11. In respect of amount received by way of reimbursement of expenses also, the Tribunal in paragraph 31 of its order held that the same cannot be held to be taxable, since the main receipts have been held to be not taxable.

12. Thus, it is seen that the Tribunal has considered identical issues in AY 2004-05 and it has held that none of the receipts is taxable in India.

13. We notice that the tax authorities have examined only the agreements and have drawn conclusion against the assessee. They have not examined about the nature of services actually provided or delivered by the assessee to the Indian entities. In our considered view, one may not be able to come to a conclusion about the nature of services provided unless the actual services/deliverables are examined. Then one shall be in a position to ascertain as to whether the services or techniques provided was mere commercial information or a technique made available to the assessee. We may elucidate this point with an example. Let us assume that a financial consultancy firm provides consultancy services for "Cash management system". It may provide various techniques to be followed to achieve the objective of effective cash management. The said techniques may be followed by the recipient of services even in the absence of the financial consultancy firm. In that case, the question that requires to be examined is whether the financial consultancy firm has made available the technology related to Cash management system or not within the meaning of the provisions of Indo-USA DTAA.

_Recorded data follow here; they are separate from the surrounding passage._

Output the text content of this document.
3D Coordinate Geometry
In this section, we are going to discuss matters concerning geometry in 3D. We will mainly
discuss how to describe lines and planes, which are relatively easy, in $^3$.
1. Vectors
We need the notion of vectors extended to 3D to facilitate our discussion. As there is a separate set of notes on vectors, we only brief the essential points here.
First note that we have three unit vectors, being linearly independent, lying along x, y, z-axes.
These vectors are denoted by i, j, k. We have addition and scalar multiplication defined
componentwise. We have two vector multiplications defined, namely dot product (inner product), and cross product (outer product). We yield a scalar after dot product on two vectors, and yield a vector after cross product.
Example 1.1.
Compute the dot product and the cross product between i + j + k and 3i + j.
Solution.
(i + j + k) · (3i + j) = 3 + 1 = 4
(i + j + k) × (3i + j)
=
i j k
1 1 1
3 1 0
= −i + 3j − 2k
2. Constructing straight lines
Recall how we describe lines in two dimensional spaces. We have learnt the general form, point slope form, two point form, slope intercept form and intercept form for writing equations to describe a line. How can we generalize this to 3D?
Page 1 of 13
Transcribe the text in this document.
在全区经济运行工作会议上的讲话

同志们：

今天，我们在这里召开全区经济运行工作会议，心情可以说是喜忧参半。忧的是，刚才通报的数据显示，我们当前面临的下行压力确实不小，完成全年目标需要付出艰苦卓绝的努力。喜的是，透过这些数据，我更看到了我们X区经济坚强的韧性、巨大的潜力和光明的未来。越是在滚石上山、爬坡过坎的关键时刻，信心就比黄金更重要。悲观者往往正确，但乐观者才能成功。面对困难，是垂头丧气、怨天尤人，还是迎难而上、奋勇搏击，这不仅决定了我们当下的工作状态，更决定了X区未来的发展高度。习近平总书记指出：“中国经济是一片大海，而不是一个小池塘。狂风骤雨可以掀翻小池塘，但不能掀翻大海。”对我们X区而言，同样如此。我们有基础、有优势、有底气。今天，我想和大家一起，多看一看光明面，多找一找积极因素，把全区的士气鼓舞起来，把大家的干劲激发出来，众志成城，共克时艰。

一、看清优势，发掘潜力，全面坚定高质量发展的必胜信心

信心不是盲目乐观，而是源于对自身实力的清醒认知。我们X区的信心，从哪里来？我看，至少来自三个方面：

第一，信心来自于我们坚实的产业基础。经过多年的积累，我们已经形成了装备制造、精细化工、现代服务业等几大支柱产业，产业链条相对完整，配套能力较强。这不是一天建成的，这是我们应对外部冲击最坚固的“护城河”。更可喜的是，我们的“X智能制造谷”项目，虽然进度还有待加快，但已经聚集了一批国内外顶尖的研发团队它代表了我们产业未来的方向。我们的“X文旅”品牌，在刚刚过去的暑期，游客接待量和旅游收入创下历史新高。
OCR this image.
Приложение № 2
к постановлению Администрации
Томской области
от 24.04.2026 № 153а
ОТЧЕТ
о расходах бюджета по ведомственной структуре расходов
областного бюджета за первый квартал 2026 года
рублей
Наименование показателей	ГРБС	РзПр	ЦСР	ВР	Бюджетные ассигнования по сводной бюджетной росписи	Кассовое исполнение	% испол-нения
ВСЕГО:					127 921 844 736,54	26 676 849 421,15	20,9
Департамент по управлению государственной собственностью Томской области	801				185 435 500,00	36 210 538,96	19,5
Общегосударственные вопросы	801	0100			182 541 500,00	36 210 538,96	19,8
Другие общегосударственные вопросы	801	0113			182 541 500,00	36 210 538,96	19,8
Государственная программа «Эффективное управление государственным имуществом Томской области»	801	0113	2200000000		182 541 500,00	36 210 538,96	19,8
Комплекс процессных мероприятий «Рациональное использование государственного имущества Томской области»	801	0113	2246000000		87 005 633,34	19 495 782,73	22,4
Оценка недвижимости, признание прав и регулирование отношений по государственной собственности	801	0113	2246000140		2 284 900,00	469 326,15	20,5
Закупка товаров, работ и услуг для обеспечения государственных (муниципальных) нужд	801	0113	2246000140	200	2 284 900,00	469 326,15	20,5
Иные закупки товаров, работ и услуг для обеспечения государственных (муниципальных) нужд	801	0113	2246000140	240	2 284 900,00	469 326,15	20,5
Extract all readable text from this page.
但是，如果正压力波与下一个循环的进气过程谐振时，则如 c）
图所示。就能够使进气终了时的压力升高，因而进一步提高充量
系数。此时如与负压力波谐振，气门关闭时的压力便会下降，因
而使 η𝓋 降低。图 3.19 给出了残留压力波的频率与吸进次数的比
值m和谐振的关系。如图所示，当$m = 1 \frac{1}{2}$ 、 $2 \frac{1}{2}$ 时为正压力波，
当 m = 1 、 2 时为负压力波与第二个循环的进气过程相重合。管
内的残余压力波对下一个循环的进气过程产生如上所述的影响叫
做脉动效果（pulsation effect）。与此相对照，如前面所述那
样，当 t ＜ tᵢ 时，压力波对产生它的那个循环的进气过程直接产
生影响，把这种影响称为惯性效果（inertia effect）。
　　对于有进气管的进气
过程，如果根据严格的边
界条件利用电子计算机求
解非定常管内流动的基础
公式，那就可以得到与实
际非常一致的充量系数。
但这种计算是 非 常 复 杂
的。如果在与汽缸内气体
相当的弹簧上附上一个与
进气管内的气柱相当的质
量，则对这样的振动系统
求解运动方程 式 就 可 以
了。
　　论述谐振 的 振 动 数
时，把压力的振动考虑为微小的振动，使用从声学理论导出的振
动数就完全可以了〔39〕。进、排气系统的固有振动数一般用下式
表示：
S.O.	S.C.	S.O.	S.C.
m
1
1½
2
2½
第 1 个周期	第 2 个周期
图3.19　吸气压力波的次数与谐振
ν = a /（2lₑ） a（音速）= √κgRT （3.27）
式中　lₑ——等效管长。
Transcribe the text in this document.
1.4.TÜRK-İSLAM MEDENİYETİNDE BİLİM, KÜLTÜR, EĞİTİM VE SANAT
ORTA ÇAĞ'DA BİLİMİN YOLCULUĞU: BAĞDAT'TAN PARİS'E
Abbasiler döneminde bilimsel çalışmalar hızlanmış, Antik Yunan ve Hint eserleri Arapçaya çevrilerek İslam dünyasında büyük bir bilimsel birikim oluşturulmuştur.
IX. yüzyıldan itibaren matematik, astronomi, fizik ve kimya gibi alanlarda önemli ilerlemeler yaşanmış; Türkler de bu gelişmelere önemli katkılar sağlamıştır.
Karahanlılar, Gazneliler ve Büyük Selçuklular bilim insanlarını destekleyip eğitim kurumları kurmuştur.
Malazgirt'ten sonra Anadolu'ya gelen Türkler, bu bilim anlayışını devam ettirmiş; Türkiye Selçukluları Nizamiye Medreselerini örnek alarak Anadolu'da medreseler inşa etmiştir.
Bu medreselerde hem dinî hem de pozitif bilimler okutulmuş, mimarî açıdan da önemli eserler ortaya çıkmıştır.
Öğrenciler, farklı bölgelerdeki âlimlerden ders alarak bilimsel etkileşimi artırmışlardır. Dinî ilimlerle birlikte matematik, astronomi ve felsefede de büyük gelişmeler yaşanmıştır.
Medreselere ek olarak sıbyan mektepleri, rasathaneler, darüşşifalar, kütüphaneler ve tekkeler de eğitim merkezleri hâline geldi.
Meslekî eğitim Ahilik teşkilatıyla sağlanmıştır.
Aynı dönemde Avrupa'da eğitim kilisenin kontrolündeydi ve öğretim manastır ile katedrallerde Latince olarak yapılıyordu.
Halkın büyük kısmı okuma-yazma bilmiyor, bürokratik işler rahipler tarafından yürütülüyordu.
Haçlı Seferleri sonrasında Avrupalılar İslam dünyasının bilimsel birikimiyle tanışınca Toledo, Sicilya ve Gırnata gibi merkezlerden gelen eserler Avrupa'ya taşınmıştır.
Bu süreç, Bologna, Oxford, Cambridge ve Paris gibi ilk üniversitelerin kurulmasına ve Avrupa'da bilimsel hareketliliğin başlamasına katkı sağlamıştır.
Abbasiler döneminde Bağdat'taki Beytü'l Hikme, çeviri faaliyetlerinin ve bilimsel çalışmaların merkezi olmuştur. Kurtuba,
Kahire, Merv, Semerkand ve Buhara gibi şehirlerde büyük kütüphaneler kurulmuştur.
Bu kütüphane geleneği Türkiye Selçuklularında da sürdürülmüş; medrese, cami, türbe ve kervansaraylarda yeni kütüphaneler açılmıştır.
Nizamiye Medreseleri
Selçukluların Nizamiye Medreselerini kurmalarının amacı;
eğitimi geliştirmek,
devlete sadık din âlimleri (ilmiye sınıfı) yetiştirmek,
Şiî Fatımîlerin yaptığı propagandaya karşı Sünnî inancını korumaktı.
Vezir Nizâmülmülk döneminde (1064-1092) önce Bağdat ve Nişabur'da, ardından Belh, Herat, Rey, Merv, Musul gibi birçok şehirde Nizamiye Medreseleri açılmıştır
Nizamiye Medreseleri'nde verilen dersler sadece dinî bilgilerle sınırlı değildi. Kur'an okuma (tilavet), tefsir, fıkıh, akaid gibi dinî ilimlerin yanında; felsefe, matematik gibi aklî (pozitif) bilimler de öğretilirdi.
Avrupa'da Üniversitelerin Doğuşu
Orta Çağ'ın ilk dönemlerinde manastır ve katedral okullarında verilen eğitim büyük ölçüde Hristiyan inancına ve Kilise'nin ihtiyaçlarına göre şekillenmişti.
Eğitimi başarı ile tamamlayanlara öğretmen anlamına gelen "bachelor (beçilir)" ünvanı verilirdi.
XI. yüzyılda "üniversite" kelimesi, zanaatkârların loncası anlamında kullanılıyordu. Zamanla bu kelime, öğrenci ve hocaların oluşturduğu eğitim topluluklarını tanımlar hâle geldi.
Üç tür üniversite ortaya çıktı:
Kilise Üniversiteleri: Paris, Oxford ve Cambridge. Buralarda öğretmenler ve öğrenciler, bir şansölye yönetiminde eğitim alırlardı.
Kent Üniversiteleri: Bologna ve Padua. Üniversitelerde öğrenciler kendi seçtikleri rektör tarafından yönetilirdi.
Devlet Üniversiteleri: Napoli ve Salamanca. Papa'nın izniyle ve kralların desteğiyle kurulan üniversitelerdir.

14. In the absence of such kind of examination from the side of tax authorities, we notice that the Tribunal also has proceeded to adjudicate the issue by considering the agreements only. In the absence of such kind of intricate details, we are also not in a position to examine the nature of services vis--vis the products/package, if any, delivered by the assessee. Since the Tribunal has consistently taken a particular view in the earlier years and since there was no deeper examination done by the tax authorities, we are inclined to follow the decision rendered by the Tribunal in the earlier years. Accordingly, by following the order passed by the Tribunal in the earlier years, we set aside the orders of Ld CIT(A) in AY 2006-07 and the assessment orders passed on the above said issues in AY 2007-08 to 2009-10 and direct the AO to delete the addition of all the receipts discussed above.

15. Since we have held that all the receipts are not taxable, the question of charging interest u/s 234B does not arise and in any case it is consequential in nature.

16. In the result, the appeal filed by the Revenue for AY 2006-07 is dismissed and all the appeals of the assessee are allowed.